PESHAWAR, Jan 19: The NWFP health department is planning to establish of a centre to provide symptomatic treatment to HIV/AIDS patients, official said.

"This will be the second centre for the patients of HIV/AIDS after the Philippines, where the HIV/AIDS people will be given symptomatic treatment", he said.

Stressing the need to provide HIV/AIDS patients with counselling, he said the provincial Aids Control Programme had asked chief executives of the Khyber Teaching Hospital, Lady Reading Hospital and Hayatabad Medical Complex, to identify suitable institutions having properly qualified staff besides a commitment to take care of these patients.

"We have issued letters to these hospitals on Jan 8 and a reply is still being awaited", official said. According to him, they would establish a centre at one of these hospitals, after receiving replies from the chief executives.

The official said that the centre would fulfil the need of patients, adding there was a large number of people who needed to be hospitalized. All of these hospitals, the official said, refused admission to the HIV/AIDS patients in their general wards, saying they would infect other patients. Lately, local NGOs had begun campaigning for the establishment of a centre, where these patients could be kept.
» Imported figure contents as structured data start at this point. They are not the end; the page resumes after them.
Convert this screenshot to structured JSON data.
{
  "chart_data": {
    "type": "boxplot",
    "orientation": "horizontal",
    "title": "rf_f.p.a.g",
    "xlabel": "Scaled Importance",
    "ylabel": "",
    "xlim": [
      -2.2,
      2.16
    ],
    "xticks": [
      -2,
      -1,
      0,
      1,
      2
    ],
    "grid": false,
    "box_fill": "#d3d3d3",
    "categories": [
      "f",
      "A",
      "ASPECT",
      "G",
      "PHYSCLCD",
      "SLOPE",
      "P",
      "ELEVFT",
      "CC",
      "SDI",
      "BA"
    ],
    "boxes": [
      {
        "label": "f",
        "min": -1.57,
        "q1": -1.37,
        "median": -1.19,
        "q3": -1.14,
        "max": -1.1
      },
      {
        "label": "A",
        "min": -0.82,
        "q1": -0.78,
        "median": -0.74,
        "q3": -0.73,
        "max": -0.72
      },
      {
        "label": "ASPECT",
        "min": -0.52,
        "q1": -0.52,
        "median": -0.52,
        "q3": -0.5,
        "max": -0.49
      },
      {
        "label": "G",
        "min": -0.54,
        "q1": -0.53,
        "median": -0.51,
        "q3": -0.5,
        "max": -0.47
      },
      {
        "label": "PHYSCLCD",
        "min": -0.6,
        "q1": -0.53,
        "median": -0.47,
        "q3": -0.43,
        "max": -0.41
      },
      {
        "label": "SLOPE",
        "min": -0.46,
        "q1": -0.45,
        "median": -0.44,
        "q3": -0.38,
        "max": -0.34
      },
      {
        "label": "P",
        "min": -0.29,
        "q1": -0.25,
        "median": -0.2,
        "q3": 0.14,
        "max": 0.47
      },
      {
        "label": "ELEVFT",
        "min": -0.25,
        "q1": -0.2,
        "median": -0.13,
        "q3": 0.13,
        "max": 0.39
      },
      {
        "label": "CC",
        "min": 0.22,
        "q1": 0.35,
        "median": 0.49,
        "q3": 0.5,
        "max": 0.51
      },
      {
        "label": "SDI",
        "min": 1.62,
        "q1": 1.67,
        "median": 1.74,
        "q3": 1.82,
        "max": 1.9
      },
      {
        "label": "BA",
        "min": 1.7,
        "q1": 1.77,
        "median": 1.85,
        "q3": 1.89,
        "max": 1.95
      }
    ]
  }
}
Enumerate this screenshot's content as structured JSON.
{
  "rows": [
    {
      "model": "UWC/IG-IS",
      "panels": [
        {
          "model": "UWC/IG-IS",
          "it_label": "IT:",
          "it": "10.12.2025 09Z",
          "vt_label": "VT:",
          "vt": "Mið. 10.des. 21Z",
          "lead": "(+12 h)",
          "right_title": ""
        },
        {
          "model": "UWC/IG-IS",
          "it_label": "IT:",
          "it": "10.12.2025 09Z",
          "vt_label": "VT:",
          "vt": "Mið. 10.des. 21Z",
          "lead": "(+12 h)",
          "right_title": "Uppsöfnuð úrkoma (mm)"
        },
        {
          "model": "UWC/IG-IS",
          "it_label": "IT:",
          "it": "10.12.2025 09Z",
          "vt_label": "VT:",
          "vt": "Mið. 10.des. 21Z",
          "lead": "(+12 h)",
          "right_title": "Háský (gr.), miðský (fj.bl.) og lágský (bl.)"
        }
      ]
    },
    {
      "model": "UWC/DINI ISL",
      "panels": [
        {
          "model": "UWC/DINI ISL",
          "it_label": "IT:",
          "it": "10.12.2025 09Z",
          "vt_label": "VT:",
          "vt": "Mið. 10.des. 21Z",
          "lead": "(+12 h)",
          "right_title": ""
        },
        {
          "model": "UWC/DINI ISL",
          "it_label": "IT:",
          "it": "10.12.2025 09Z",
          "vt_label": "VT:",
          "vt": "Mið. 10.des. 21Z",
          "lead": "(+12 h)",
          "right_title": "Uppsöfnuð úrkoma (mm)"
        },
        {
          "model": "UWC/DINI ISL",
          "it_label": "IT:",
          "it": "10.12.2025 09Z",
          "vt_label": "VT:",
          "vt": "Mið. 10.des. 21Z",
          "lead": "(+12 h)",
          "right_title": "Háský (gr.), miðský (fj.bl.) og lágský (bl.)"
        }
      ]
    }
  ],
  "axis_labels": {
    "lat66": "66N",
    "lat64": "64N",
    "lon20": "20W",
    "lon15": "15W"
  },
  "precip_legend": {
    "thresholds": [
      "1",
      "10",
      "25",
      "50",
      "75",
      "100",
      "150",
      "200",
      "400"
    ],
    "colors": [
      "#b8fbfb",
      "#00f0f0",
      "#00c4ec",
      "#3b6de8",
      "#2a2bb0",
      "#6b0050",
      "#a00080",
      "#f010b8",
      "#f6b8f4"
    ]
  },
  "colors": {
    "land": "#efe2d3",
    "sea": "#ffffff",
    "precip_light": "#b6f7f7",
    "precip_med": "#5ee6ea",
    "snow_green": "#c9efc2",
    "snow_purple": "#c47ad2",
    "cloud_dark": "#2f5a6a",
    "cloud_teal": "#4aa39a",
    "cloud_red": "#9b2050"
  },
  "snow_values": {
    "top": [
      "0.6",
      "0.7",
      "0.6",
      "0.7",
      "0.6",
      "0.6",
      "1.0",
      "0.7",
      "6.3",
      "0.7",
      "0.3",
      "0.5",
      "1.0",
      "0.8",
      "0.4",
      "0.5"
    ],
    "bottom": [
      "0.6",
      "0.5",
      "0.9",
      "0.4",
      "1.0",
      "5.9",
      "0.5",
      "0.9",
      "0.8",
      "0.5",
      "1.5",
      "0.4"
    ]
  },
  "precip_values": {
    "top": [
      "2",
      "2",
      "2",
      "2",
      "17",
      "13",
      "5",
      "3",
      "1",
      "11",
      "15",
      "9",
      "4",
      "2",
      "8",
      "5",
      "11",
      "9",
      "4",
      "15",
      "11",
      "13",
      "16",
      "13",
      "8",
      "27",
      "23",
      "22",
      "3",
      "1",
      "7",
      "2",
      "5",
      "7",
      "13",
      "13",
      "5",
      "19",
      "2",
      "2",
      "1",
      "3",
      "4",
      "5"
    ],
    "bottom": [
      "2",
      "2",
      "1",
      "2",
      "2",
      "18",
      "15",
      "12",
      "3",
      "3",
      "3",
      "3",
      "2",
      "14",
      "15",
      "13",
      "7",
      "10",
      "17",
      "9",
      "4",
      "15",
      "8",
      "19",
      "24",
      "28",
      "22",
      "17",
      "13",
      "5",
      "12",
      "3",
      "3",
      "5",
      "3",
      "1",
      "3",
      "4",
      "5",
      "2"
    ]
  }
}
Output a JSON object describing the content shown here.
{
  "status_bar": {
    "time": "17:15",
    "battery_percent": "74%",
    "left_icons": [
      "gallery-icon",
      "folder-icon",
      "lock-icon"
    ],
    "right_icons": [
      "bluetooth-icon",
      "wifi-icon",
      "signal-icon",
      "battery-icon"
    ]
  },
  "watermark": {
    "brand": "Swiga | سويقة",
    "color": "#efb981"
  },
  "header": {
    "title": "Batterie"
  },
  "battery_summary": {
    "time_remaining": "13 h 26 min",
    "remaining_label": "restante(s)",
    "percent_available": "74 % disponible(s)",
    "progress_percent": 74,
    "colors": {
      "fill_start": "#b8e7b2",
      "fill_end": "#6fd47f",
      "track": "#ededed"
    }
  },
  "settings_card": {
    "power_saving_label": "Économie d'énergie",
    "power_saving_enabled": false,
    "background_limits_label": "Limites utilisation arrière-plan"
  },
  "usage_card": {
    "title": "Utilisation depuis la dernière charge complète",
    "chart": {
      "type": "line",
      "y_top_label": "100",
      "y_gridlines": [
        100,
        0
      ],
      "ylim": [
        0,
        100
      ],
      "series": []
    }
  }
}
The official said that patients from all over the country as well as from Afghanistan would benefit after the establishment of such a centre. In the absence of a treatment centre, the official said, most of the HIV/AIDS patients stayed at their homes, causing embarrassment to their families. He said that these patients were looked down upon even by their close relatives.

There were 414 HIV/AIDS patients in the NWFP and they had no facility where they could seek cure for such common ailments like fever, diarrhoea and bad throat.

He said 13 per cent of the total HIV/AIDS patients were women, adding they did not have any place where could be admitted in case of deliveries. Recently, he said, a woman from Miranshah, whose husband had died of AIDS nine months ago, was turned away by hospitals, contending they did not have a ward where she could be admitted. Her husband had been deported from Dubai after having been tested positive for HIV/ AIDS two years ago, he added.

"She delivered a perfectly healthy baby after a gynaecologist took pity on her and risked admitting her in an isolation room reserved for hepatitis patients," said the official.